Impacto das chuvas. A queda significativa na cotação dos grãos sem que o custo de produção tenha caído na mesma proporção somaram-se, então, ao cenário das condições climáticas desfavoráveis, como atraso das chuvas nas principais regiões produtoras, levando a um plantio tardio e até ao replantio.
Concessão de crédito. Já os períodos de chuva fora de época também prejudicaram a colheita e pioraram "a qualidade do produto", causando descontos nos preços de venda e menor retorno. Para Borba, provavelmente, o governo precisará utilizar recursos de bancos públicos, do BNDES (Banco Nacional de Desenvolvimento Econômico e Social), e também incentivar bancos privados a oferecerem melhores condições para concessão de crédito.
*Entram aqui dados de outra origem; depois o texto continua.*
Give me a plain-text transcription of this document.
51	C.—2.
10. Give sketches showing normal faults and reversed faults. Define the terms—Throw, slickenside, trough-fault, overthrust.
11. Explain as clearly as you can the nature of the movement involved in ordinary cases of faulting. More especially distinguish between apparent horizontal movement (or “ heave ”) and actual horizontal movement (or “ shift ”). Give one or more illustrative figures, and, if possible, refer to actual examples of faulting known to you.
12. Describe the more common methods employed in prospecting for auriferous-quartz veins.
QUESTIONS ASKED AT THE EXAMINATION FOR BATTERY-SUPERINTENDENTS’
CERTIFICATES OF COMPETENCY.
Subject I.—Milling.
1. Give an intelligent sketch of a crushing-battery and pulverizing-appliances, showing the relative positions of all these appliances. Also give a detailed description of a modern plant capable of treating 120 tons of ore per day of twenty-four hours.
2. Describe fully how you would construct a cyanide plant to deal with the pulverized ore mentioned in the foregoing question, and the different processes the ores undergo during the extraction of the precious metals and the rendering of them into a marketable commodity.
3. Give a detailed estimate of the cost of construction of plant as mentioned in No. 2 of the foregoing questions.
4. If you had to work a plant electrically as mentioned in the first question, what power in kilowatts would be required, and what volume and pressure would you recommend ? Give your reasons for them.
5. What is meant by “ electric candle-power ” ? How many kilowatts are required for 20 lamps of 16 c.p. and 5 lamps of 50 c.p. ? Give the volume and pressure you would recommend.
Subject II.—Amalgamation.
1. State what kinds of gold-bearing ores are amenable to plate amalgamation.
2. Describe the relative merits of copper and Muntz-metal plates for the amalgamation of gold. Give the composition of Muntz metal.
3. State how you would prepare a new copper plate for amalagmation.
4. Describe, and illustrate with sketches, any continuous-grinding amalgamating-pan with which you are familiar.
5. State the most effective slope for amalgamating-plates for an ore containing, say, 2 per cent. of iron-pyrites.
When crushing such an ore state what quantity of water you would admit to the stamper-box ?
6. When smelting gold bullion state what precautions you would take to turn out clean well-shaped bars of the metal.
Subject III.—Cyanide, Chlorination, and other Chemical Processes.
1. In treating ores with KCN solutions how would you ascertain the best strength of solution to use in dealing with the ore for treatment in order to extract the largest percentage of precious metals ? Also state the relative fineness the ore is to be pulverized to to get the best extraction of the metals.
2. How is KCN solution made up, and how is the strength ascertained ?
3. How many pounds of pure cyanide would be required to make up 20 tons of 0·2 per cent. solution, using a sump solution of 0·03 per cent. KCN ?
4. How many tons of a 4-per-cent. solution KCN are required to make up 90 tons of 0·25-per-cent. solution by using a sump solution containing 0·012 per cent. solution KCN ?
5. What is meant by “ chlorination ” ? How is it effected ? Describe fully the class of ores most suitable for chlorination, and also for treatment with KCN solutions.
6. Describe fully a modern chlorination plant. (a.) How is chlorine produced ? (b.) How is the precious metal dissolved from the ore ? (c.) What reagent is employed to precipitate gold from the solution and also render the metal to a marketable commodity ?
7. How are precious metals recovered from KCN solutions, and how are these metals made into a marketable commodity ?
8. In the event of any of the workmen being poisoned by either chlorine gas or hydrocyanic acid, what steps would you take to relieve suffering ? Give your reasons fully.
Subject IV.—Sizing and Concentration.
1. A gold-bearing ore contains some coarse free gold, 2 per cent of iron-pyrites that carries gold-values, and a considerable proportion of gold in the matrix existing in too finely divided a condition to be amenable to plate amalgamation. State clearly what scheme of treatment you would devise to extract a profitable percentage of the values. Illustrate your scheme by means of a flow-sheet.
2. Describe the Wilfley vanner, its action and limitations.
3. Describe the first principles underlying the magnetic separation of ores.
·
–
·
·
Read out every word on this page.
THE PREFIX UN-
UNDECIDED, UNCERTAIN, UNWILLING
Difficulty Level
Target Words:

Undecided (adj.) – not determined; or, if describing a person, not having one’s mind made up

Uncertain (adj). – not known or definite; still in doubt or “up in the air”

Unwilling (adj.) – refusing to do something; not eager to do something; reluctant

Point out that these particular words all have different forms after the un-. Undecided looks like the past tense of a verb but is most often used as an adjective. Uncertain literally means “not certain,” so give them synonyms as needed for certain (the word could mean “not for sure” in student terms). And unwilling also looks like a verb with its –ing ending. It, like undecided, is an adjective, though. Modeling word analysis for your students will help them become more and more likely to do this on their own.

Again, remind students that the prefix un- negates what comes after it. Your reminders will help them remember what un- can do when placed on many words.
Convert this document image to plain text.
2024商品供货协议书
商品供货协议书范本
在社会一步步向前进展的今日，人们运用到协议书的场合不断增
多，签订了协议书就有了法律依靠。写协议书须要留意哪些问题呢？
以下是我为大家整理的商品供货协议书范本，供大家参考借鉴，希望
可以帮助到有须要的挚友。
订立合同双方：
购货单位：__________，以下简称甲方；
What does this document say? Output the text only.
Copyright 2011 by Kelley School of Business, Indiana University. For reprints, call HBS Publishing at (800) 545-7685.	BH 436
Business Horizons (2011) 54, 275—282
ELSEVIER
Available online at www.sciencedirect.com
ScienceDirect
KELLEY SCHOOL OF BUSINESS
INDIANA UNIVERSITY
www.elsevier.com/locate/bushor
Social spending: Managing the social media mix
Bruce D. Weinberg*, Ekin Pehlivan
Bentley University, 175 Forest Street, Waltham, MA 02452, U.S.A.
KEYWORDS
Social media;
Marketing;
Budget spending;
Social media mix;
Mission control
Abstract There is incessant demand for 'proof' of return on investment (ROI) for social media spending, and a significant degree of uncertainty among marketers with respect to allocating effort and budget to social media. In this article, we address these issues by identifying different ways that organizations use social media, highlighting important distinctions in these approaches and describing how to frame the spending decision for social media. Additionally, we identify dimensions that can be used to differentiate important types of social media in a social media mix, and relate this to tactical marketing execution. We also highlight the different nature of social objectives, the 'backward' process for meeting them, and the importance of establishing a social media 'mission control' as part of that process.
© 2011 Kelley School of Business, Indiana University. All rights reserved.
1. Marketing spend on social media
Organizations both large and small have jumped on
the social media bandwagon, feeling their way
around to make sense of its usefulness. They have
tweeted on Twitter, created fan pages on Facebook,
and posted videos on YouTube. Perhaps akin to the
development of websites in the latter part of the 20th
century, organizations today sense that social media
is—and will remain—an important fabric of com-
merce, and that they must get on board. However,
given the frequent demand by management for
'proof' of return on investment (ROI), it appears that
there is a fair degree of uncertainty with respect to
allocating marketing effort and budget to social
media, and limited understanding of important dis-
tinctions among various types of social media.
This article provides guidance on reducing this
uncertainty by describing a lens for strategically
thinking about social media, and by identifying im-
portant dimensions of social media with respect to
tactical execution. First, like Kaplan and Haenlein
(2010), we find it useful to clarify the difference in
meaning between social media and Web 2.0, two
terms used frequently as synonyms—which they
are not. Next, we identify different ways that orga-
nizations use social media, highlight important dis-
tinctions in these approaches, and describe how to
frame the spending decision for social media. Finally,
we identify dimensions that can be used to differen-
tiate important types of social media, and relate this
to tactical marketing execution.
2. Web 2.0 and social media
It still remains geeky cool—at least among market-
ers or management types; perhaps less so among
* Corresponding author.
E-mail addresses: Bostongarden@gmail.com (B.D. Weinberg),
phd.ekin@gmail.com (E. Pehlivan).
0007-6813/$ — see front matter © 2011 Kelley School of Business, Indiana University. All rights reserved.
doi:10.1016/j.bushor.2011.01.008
O que o setor espera para 2024 é uma recuperação nos preços das commodities e um comportamento mais previsível do clima. É necessário que o governo forneça um amparo maior na oferta de crédito [nesse momento], principalmente em relação aos produtores, para garantir que consigam continuar a expandir áreas de plantio e manter suas operações.